British reality TV personality

Cameron Stout (born 8 March 1971) is a Scottish journalist and presenter for BBC Radio Orkney and the winner of Big Brother 2003. He received 1.9 million votes, 500,000 more than runner-up Ray Shah. Cameron is the elder brother of television and radio presenter Julyan Sinclair.

== Big Brother ==
Before the contest, Stout had worked as a fish trader for an American company in Orkney in Scotland. Stout was known for his strong evangelical Christian beliefs and was proud in admitting his virginity. For this, and his belief that sex should only take place within marriage, he was mocked by the British tabloid press as a 'bible basher'.

During his time in the Big Brother house Cameron was involved in a swap with the Big Brother Africa house. He swapped places with Big Brother Africa housemate Gaetano Kagwa. Cameron gained immunity from eviction for a period of two weeks.
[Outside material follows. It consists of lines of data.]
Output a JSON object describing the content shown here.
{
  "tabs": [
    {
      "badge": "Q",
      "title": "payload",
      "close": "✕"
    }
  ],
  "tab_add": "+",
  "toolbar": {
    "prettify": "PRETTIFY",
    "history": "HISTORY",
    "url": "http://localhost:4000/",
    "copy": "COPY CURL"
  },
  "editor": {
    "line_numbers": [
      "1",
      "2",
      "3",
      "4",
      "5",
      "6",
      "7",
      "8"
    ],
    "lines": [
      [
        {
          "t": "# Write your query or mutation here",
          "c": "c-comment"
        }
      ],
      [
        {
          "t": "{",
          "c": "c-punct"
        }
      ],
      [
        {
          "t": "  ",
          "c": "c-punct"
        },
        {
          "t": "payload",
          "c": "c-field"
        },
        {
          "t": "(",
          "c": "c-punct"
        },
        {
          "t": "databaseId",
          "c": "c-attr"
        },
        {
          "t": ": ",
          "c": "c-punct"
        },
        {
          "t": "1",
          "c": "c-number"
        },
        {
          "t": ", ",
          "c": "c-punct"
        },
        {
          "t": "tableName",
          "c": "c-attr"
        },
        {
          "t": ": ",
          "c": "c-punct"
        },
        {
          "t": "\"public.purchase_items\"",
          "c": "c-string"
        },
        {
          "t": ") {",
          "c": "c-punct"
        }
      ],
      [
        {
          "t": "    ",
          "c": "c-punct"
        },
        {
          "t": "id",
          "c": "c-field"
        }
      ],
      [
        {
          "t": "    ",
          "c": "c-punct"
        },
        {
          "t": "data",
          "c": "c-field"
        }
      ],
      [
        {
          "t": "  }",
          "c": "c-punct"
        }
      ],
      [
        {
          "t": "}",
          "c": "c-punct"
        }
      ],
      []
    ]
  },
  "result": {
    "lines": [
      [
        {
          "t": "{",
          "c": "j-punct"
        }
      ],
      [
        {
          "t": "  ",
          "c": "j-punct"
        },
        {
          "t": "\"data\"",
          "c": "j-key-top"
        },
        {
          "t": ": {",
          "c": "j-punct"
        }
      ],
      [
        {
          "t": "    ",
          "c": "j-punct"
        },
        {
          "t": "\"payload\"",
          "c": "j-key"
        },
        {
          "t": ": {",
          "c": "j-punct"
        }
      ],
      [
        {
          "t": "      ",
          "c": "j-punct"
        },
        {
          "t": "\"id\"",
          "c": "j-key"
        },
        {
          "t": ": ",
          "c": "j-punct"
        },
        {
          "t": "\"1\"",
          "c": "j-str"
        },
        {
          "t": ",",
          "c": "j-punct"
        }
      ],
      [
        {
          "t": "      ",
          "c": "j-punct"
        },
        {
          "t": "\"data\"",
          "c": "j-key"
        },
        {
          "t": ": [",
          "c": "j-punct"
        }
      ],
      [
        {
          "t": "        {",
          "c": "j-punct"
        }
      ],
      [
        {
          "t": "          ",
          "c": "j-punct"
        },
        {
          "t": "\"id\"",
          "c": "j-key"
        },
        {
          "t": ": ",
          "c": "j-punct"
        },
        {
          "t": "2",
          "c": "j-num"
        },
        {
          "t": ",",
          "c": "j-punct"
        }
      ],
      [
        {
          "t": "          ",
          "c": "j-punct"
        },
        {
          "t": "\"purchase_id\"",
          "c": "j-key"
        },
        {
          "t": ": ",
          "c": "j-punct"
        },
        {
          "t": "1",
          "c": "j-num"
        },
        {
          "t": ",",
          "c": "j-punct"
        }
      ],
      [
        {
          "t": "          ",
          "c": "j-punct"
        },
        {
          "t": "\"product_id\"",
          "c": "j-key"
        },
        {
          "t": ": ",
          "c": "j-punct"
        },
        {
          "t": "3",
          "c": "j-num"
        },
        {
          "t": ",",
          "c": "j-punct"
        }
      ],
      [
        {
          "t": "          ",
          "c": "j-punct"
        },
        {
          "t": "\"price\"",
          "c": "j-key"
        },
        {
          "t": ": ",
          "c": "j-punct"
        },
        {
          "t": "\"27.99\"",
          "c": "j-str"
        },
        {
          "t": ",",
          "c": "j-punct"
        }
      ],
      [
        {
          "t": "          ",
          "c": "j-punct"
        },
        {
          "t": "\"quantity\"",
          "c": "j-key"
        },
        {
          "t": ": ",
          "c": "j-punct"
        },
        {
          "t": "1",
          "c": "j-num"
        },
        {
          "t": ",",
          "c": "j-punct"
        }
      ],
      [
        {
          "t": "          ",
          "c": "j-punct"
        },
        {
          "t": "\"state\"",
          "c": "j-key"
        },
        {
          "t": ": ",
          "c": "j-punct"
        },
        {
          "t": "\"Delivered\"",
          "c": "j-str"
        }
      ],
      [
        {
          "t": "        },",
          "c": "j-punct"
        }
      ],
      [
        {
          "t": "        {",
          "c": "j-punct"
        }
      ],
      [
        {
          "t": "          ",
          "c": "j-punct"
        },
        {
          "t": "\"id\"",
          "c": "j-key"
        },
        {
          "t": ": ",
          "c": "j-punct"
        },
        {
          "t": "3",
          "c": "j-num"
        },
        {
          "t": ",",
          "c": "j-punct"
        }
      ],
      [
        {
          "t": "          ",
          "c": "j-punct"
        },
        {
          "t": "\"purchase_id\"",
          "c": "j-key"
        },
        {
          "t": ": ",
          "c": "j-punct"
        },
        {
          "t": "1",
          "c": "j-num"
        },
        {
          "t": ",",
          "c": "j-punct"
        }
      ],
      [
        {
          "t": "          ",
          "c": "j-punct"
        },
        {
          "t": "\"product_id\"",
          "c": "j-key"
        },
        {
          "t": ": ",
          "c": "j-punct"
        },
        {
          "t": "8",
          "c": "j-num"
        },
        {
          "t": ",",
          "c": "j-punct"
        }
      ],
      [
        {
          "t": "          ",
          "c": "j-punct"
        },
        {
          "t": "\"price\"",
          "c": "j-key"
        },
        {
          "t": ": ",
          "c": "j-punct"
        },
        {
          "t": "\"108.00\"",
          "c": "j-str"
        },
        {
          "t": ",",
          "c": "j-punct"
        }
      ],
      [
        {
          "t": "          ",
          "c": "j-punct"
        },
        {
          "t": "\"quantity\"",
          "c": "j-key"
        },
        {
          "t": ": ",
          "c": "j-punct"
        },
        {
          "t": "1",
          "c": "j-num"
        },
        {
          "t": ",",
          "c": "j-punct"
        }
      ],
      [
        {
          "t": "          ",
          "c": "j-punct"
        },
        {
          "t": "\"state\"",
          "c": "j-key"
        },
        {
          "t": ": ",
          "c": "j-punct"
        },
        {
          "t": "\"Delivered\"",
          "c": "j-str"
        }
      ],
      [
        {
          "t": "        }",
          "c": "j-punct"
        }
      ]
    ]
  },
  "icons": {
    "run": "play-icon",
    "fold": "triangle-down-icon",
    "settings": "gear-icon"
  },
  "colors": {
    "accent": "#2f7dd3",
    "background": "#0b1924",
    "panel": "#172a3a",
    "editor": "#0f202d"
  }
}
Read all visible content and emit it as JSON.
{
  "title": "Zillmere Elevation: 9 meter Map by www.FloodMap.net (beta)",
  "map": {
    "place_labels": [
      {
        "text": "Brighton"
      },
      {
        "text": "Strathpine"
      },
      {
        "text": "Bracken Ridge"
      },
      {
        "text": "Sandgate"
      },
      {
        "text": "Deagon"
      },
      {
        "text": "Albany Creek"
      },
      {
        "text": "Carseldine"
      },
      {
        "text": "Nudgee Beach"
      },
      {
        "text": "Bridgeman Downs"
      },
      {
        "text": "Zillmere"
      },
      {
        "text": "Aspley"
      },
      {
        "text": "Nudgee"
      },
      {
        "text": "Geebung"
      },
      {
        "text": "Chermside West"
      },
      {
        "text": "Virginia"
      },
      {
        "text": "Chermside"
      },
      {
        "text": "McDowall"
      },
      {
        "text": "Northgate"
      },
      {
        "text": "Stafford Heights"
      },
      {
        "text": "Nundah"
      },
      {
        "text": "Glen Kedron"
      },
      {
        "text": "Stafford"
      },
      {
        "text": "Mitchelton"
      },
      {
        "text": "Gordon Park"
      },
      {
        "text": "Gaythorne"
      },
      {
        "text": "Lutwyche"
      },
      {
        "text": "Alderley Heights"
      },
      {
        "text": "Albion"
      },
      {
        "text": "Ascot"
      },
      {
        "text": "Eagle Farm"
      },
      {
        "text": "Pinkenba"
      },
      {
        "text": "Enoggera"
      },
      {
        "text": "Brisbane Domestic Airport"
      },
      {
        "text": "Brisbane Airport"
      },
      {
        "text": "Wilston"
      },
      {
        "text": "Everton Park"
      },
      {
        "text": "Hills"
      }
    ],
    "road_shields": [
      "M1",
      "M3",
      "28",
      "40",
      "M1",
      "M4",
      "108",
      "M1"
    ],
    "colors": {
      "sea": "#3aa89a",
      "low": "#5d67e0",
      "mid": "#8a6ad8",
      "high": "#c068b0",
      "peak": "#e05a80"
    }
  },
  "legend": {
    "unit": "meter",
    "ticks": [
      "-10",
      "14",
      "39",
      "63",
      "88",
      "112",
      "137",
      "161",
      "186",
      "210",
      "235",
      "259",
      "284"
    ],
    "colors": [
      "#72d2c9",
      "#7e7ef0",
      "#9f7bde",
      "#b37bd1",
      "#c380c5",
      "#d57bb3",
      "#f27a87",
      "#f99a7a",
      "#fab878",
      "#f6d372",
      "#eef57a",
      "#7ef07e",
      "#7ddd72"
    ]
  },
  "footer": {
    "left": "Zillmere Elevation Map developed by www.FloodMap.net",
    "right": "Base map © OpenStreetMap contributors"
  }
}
== Subsequent media work ==
Stout later became a spokesman for the Hall of Clestrain in the BBC television series Restoration, and has also co-presented the BBC Scotland series Teen Commandments in 2004 with Edith Bowman. He has also stood in for Robbie Shepherd and Gary Innes on BBC Radio Scotland.

Stout writes regular columns for The Sunday Post and the Aberdeen Evening Express, plus a guest column for The Sunday Post, when Big Brother is on air in the UK. He has appeared in pantomime in Aberdeen and Glasgow and is involved with various charitable events.

In 2004, Cameron was a judge at the Bridge of Don Academy Talent Show.

Stout is currently a journalist and presenter at BBC Radio Orkney in Orkney, Scotland.

In 2004, Stromness Museum opened an exhibition about Stout's times in the Big Brother house. Objects included in the display include his letter of acceptance and his suitcase.

In January 2008, Stout was preparing for an overland trip to China, called Paisley – Peking, with Alex Richards. They aimed to use the trip as a fund-raiser for the Glasgow-based charity, Sanctuary in the city.